The tradition of Edomae Zushi meets original creativity
At the end of the Edo Period, Japan experienced a flourishing of “townspeople” culture which lead to the development of Edomae Zushi at the start of the Bunka Period.
This style was created by making sushi using freshly caught fish in Tokyo Bay with a variety of natural ingredients.
Despite the flow and passage of time, the “tradition of Edomae Zushi” still remains strong within our culture.
We invite you to enjoy “the taste of Hanabusa.”
Directly Supplied Fish
The seafood served at Hanabusa is caught in the nearby Tokyo Bay
and sent directly from local suppliers.
In addition to using traditional Edomae fish,
we choose seafood that “has the best taste at that particular time”
instead of focusing on area of origin or brand names.
Wasabi Ordered from the Izu Region
You can’t have sushi without wasabi.
Raised in the pure waters of Mt. Amagi, we have “Matsuma Wasabi” sent to us directly from the Izu Region.
Consider the top-quality variety of wasabi, “Matsuma Wasabi” is cultivated for long periods of time
providing it with a balance of viscosity, sweetness, hotness, flavor, and color.
It is perfect for accentuating the taste of sushi.
Three Kinds of Vinegar
There are many types of vinegars that can be used to create vinegar rice, pickle herring, or prepare shellfish, but at Hanabusa we use three types of vinegar including white and red varieties.
We do not add any sugar to our sushi rice, allowing the sweet taste to be brought out by only red vinegar and salt.
Also, depending on the type of seafood, it will be prepared with different vinegars accordingly.
As we do not need to use the vinegar to preserve the fish like in the olden days, we use less salt and vinegar in our preparation to allow the fresh taste of our ingredients to shine through.

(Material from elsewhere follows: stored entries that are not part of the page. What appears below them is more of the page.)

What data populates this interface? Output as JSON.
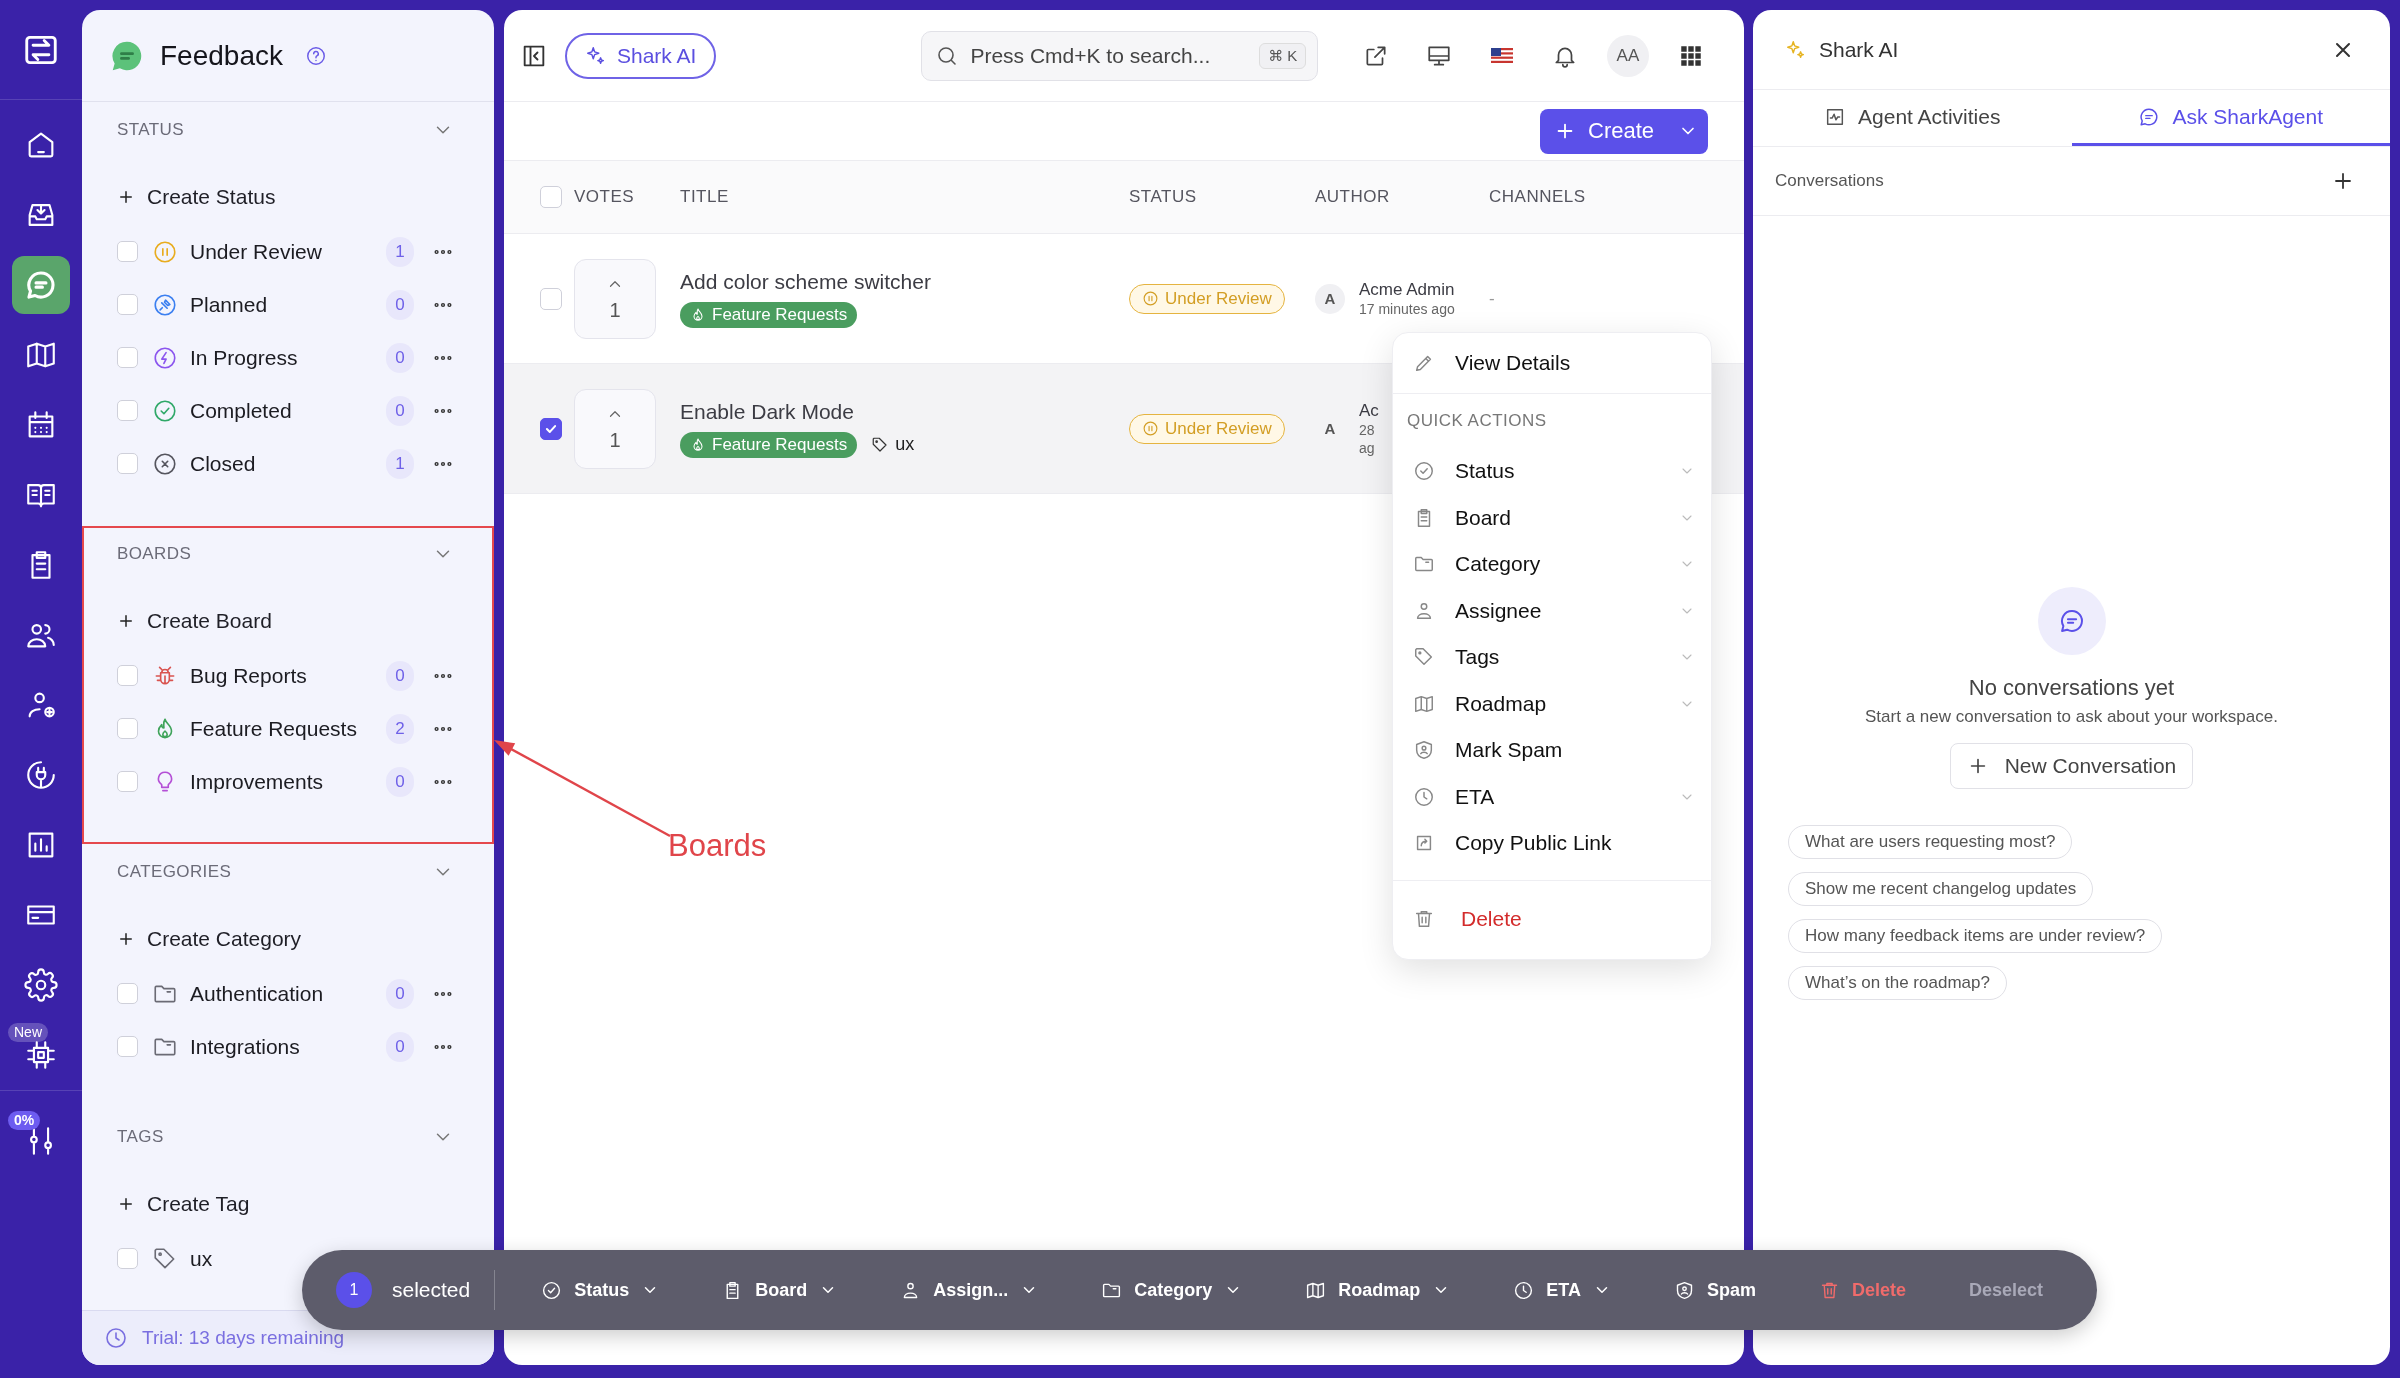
{
  "rail": {
    "items": [
      {
        "selected": false
      },
      {
        "selected": false
      },
      {
        "selected": true
      },
      {
        "selected": false
      },
      {
        "selected": false
      },
      {
        "selected": false
      },
      {
        "selected": false
      },
      {
        "selected": false
      },
      {
        "selected": false
      },
      {
        "selected": false
      },
      {
        "selected": false
      },
      {
        "selected": false
      },
      {
        "selected": false
      },
      {
        "selected": false,
        "badge": "New"
      },
      {
        "selected": false,
        "badge": "0%"
      }
    ]
  },
  "sidebar": {
    "title": "Feedback",
    "sections": [
      {
        "kind": "status",
        "title": "STATUS",
        "expanded": true,
        "highlighted": false,
        "create": "Create Status",
        "items": [
          {
            "label": "Under Review",
            "count": "1",
            "checked": false,
            "color": "#e8ac1e"
          },
          {
            "label": "Planned",
            "count": "0",
            "checked": false,
            "color": "#3b7ff0"
          },
          {
            "label": "In Progress",
            "count": "0",
            "checked": false,
            "color": "#8b55ee"
          },
          {
            "label": "Completed",
            "count": "0",
            "checked": false,
            "color": "#2fa868"
          },
          {
            "label": "Closed",
            "count": "1",
            "checked": false,
            "color": "#55555e"
          }
        ]
      },
      {
        "kind": "boards",
        "title": "BOARDS",
        "expanded": true,
        "highlighted": true,
        "create": "Create Board",
        "items": [
          {
            "label": "Bug Reports",
            "count": "0",
            "checked": false,
            "color": "#d9534f"
          },
          {
            "label": "Feature Requests",
            "count": "2",
            "checked": false,
            "color": "#3fa35a"
          },
          {
            "label": "Improvements",
            "count": "0",
            "checked": false,
            "color": "#b44fd6"
          }
        ]
      },
      {
        "kind": "categories",
        "title": "CATEGORIES",
        "expanded": true,
        "highlighted": false,
        "create": "Create Category",
        "items": [
          {
            "label": "Authentication",
            "count": "0",
            "checked": false
          },
          {
            "label": "Integrations",
            "count": "0",
            "checked": false
          }
        ]
      },
      {
        "kind": "tags",
        "title": "TAGS",
        "expanded": true,
        "highlighted": false,
        "create": "Create Tag",
        "items": [
          {
            "label": "ux",
            "checked": false
          }
        ]
      }
    ],
    "footer": "Trial: 13 days remaining"
  },
  "annotation": {
    "label": "Boards"
  },
  "topbar": {
    "ai_button": "Shark AI",
    "search_placeholder": "Press Cmd+K to search...",
    "shortcut": "⌘ K",
    "avatar": "AA"
  },
  "create_button": "Create",
  "table": {
    "all_checked": false,
    "columns": [
      "VOTES",
      "TITLE",
      "STATUS",
      "AUTHOR",
      "CHANNELS"
    ],
    "rows": [
      {
        "checked": false,
        "selected": false,
        "votes": "1",
        "title": "Add color scheme switcher",
        "board": "Feature Requests",
        "tags": [],
        "status": "Under Review",
        "author_initial": "A",
        "author": "Acme Admin",
        "time_lines": [
          "17 minutes ago"
        ],
        "channels": "-"
      },
      {
        "checked": true,
        "selected": true,
        "votes": "1",
        "title": "Enable Dark Mode",
        "board": "Feature Requests",
        "tags": [
          "ux"
        ],
        "status": "Under Review",
        "author_initial": "A",
        "author": "Ac",
        "time_lines": [
          "28",
          "ag"
        ]
      }
    ]
  },
  "context_menu": {
    "header": "View Details",
    "section": "QUICK ACTIONS",
    "items": [
      {
        "label": "Status",
        "has_submenu": true
      },
      {
        "label": "Board",
        "has_submenu": true
      },
      {
        "label": "Category",
        "has_submenu": true
      },
      {
        "label": "Assignee",
        "has_submenu": true
      },
      {
        "label": "Tags",
        "has_submenu": true
      },
      {
        "label": "Roadmap",
        "has_submenu": true
      },
      {
        "label": "Mark Spam",
        "has_submenu": false
      },
      {
        "label": "ETA",
        "has_submenu": true
      },
      {
        "label": "Copy Public Link",
        "has_submenu": false
      }
    ],
    "danger": "Delete"
  },
  "ai_panel": {
    "title": "Shark AI",
    "tabs": [
      {
        "label": "Agent Activities",
        "selected": false
      },
      {
        "label": "Ask SharkAgent",
        "selected": true
      }
    ],
    "section": "Conversations",
    "empty_title": "No conversations yet",
    "empty_text": "Start a new conversation to ask about your workspace.",
    "new_button": "New Conversation",
    "suggestions": [
      "What are users requesting most?",
      "Show me recent changelog updates",
      "How many feedback items are under review?",
      "What’s on the roadmap?"
    ]
  },
  "bulk_bar": {
    "count": "1",
    "label": "selected",
    "actions": [
      {
        "kind": "dropdown",
        "label": "Status"
      },
      {
        "kind": "dropdown",
        "label": "Board"
      },
      {
        "kind": "dropdown",
        "label": "Assign..."
      },
      {
        "kind": "dropdown",
        "label": "Category"
      },
      {
        "kind": "dropdown",
        "label": "Roadmap"
      },
      {
        "kind": "dropdown",
        "label": "ETA"
      },
      {
        "kind": "plain",
        "label": "Spam"
      },
      {
        "kind": "danger",
        "label": "Delete"
      },
      {
        "kind": "muted",
        "label": "Deselect"
      }
    ]
  }
}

We invite you to try our Tekka-maki Sushi Rolls
At the end of your course meal, we will proudly present you with our Tekka-maki Sushi Roll.

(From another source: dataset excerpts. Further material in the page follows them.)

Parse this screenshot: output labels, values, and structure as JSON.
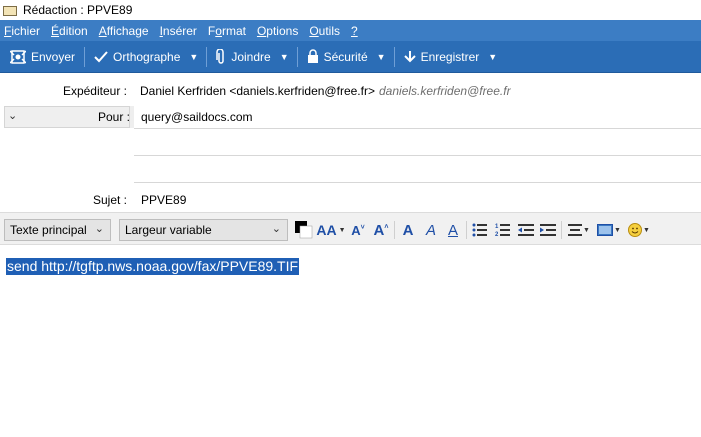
{
  "window": {
    "title": "Rédaction : PPVE89",
    "icon": "envelope-icon"
  },
  "menu": [
    {
      "id": "fichier",
      "label": "Fichier",
      "u": "F",
      "rest": "ichier"
    },
    {
      "id": "edition",
      "label": "Édition",
      "u": "É",
      "rest": "dition"
    },
    {
      "id": "affichage",
      "label": "Affichage",
      "u": "A",
      "rest": "ffichage"
    },
    {
      "id": "inserer",
      "label": "Insérer",
      "u": "I",
      "rest": "nsérer"
    },
    {
      "id": "format",
      "label": "Format",
      "pre": "F",
      "u": "o",
      "rest": "rmat"
    },
    {
      "id": "options",
      "label": "Options",
      "u": "O",
      "rest": "ptions"
    },
    {
      "id": "outils",
      "label": "Outils",
      "u": "O",
      "rest": "utils"
    },
    {
      "id": "aide",
      "label": "?",
      "u": "?",
      "rest": ""
    }
  ],
  "toolbar": {
    "send_label": "Envoyer",
    "spell_label": "Orthographe",
    "attach_label": "Joindre",
    "security_label": "Sécurité",
    "save_label": "Enregistrer",
    "send_icon": "send-icon",
    "spell_icon": "checkmark-icon",
    "attach_icon": "paperclip-icon",
    "security_icon": "lock-icon",
    "save_icon": "download-arrow-icon"
  },
  "header": {
    "from_label": "Expéditeur :",
    "from_value": "Daniel Kerfriden <daniels.kerfriden@free.fr>",
    "from_identity": "daniels.kerfriden@free.fr",
    "to_label": "Pour :",
    "to_value": "query@saildocs.com",
    "subject_label": "Sujet :",
    "subject_value": "PPVE89"
  },
  "format_bar": {
    "paragraph_style": "Texte principal",
    "font": "Largeur variable",
    "text_color": "#000000",
    "bg_color": "#ffffff"
  },
  "body": {
    "text": "send http://tgftp.nws.noaa.gov/fax/PPVE89.TIF",
    "selection_color": "#1f5fb5"
  },
  "colors": {
    "menubar": "#3c7dc4",
    "toolbar": "#2b6db6",
    "format_icons": "#1f4fa6"
  }
}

This traditional oversized sushi roll will
gently unravel as it melts in your mouth.
The balance of the sushi rice, maguro, wasabi, and nori is exquisite.

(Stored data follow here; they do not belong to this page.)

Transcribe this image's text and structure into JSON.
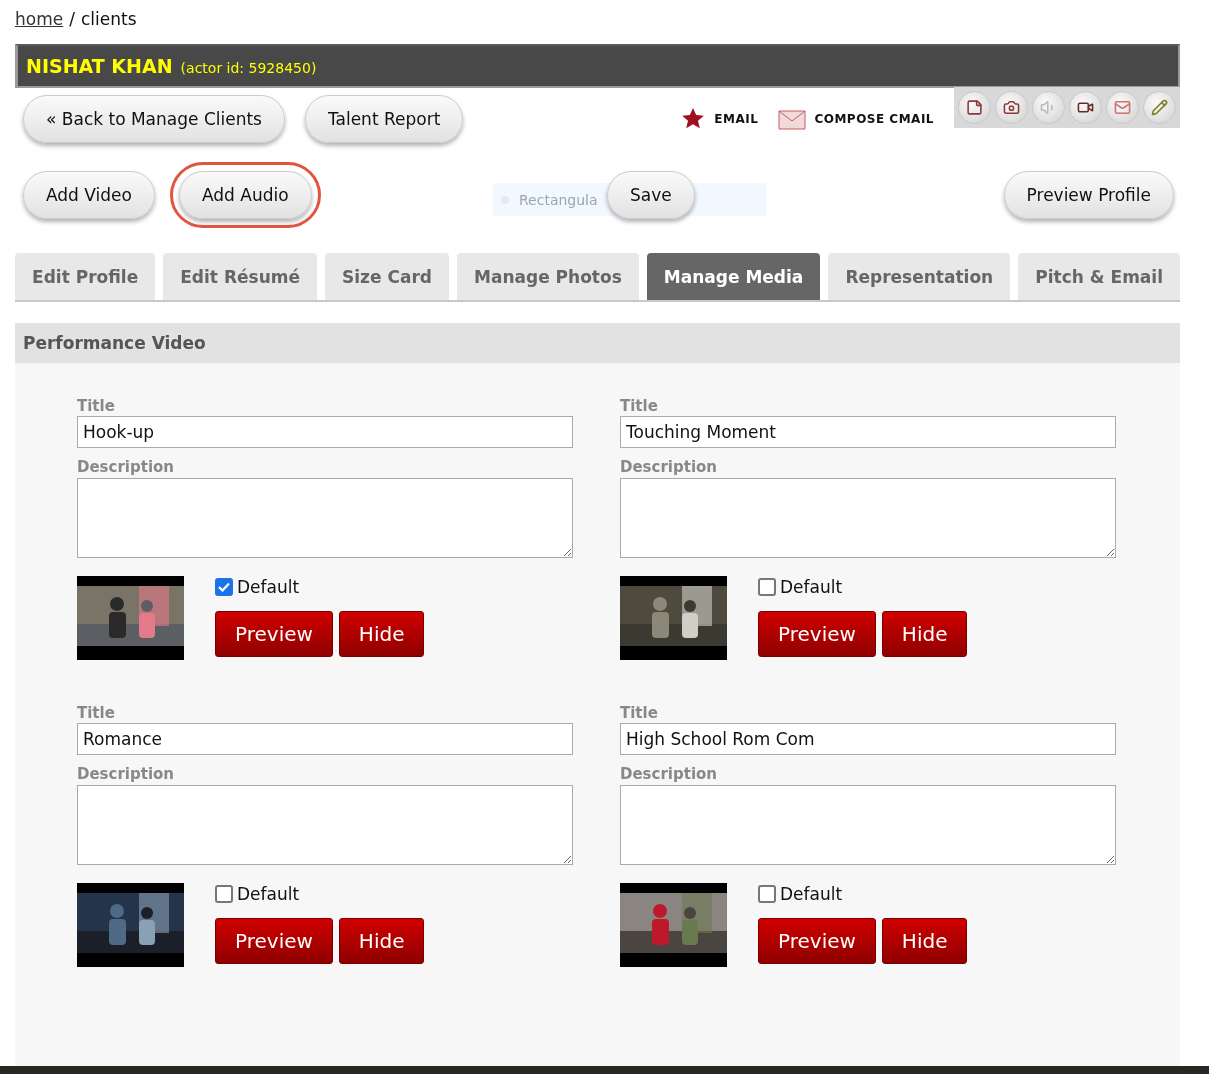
{
  "breadcrumb": {
    "link": "home",
    "separator": "/",
    "current": "clients"
  },
  "header": {
    "name": "NISHAT KHAN",
    "actor_id": "(actor id: 5928450)"
  },
  "nav_buttons": [
    "« Back to Manage Clients",
    "Talent Report"
  ],
  "quick_links": [
    {
      "kind": "star",
      "label": "EMAIL"
    },
    {
      "kind": "envelope",
      "label": "COMPOSE CMAIL"
    }
  ],
  "action_buttons": [
    {
      "label": "Add Video",
      "highlighted": false
    },
    {
      "label": "Add Audio",
      "highlighted": true
    }
  ],
  "snip_hint": "Rectangula",
  "save_button": "Save",
  "preview_profile_button": "Preview Profile",
  "tabs": [
    {
      "label": "Edit Profile",
      "selected": false
    },
    {
      "label": "Edit Résumé",
      "selected": false
    },
    {
      "label": "Size Card",
      "selected": false
    },
    {
      "label": "Manage Photos",
      "selected": false
    },
    {
      "label": "Manage Media",
      "selected": true
    },
    {
      "label": "Representation",
      "selected": false
    },
    {
      "label": "Pitch & Email",
      "selected": false
    }
  ],
  "section_title": "Performance Video",
  "videos": [
    {
      "title_label": "Title",
      "title": "Hook-up",
      "description_label": "Description",
      "default_label": "Default",
      "default_checked": true,
      "preview": "Preview",
      "hide": "Hide"
    },
    {
      "title_label": "Title",
      "title": "Touching Moment",
      "description_label": "Description",
      "default_label": "Default",
      "default_checked": false,
      "preview": "Preview",
      "hide": "Hide"
    },
    {
      "title_label": "Title",
      "title": "Romance",
      "description_label": "Description",
      "default_label": "Default",
      "default_checked": false,
      "preview": "Preview",
      "hide": "Hide"
    },
    {
      "title_label": "Title",
      "title": "High School Rom Com",
      "description_label": "Description",
      "default_label": "Default",
      "default_checked": false,
      "preview": "Preview",
      "hide": "Hide"
    }
  ]
}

No Time or Effort is Spared in Preparation
For Edomae Zushi, preparation means everything.
It is not as simple as just making sushi out of sliced fish.
In order to preserve and bring out the flavor of the ingredients, Edomae zushi preparation involves a variety of traditional techniques.
Each ingredient is treated specifically to ensure a perfect match with the sushi rice that will further highlight its unique taste.
For example, consider maguro-zuke. It is continually marinated for one to two and a half months.
This is different than just letting it age. Once you taste it, you will see the difference.
- 03-3478-1010 03-3478-1010
- Reservation Hours
- 12:00 pm～10:00 pm
- Hours of Operation
- Weekdays・Holidays 5:00 pm～10:00 pm
Sundays 12:00 pm～2:00pm,5:00 pm～10:00 pm
（Course Last Order 8:30 pm, Nigiri Last Order 9:00 pm)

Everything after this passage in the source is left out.